Senior Data Engineer
Madfish
We are looking for a Senior Data Engineer to strengthen our data platform capabilities and support major Financial Institutions in preventing money laundering and fraud. In this role, you will help build and evolve resilient, governed, and high-quality data ecosystems that power advanced analytics and financial crime detection. You will be responsible for shaping and scaling our Databricks + AWS lakehouse environment so that investigators, analysts, and product teams can identify suspicious activity and act with confidence.
You will play a key role in the engineering team, focusing on designing and delivering data solutions built on Databricks or Snowflake while ensuring reliability, performance, and compliance.
Requirements
• Deep expertise in SQL, with practical experience using Databricks, Snowflake, Python, and PySpark to design and deliver complex data engineering solutions.
• Strong background in building scalable and reusable data models, pipelines, and frameworks using Hadoop, Apache NiFi, and modern data lake architectures.
• Hands-on experience with orchestration tools such as Airflow (DAG design, task groups, sensors), Databricks Workflows, and AWS Step Functions.
• Solid knowledge of the AWS data ecosystem: S3 layout patterns, IAM (least privilege), Glue Data Catalog, Lake Formation, networking (VPC, endpoints), encryption/KMS.
• Proficiency in CI/CD practices, including Git workflows, PR reviews, automated deployments for Databricks and AWS, and IaC (Terraform or CloudFormation).
• Familiarity with data governance and lineage tools (Unity Catalog, OpenLineage, Atlas, etc.), along with audit and compliance considerations (PII/PCI management, data retention).
• Demonstrated experience building, tuning, and running large-scale Spark/PySpark pipelines on Databricks (clusters, jobs, Delta Lake, Photon).
• Nice-to-have: experience with Python packaging, observability via OpenTelemetry, or exposure to Financial Crime / AML domains.
• Strong collaboration skills and prior work with stakeholders across engineering, analytics, and product to translate business needs into robust data platform solutions across AWS, Azure, and modern cloud warehouses.
• Proven ability to mentor and lead engineering teams, facilitating communication between technical and non-technical groups.
• Practical knowledge of cost optimization strategies (storage policies, right-sizing compute, caching, spot usage).
• Comfortable leading architectural discussions, guiding junior engineers, and working closely with data science, security, compliance, and product teams.
• Pragmatic, outcome-oriented mindset: emphasize resilience, automation, and clear documentation.
• Experience handling incidents, improving observability, and reducing MTTR.
Responsibilities
• Own the architecture, build, optimization, and ongoing support of Spark / PySpark pipelines on Databricks (batch and streaming).
• Define and enforce lakehouse and Medallion architecture standards (bronze/silver/gold), including schema governance, lineage, quality SLAs, and cost controls.
• Implement and maintain ingestion processes using Apache NiFi, APIs, SFTP/FTPS, ensuring secure and repeatable onboarding of diverse datasets.
• Architect secure, compliant AWS data infrastructure (S3, IAM/KMS, Glue, Lake Formation, EC2/EKS, Lambda, Step Functions, CloudWatch, Secrets Manager).

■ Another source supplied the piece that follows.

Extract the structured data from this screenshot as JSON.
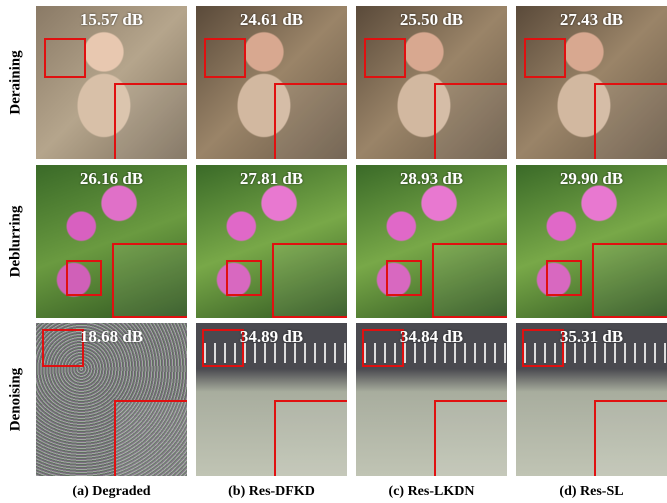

• Develop orchestration workflows using Airflow, Databricks Workflows, and Step Functions, ensuring resilient DAG patterns (idempotency, retries, observability).
• Champion data quality and reliability, using expectations, anomaly detection, reconciliation, and contract tests, and establishing SLIs/SLOs with proper alerting.
• Embed and maintain lineage and metadata through Unity Catalog, Glue, or OpenLineage to support audits, impact assessments, and regulatory transparency.
• Drive CI/CD for data engineering assets: IaC deployment, test automation, versioning, environment promotion strategies.
• Mentor engineers on distributed data performance, partitioning, file organization, Delta Lake optimization, caching, and cost-performance trade-offs.
• Partner with data science, product, and compliance teams to translate analytical and detection requirements into production-ready data models and serving layers.
• Conduct thorough code reviews (SQL, PySpark, IaC templates) and lead architectural reviews and technical decision-making.
• Implement and maintain secure access controls, secret management, data masking/tokenization, and granular permissions.
• Support continuous improvement: backlog refinement, effort estimation, delivery tracking, and stakeholder demonstrations.
• Participate in incident response efforts, including RCA, postmortems, and preventive engineering improvements.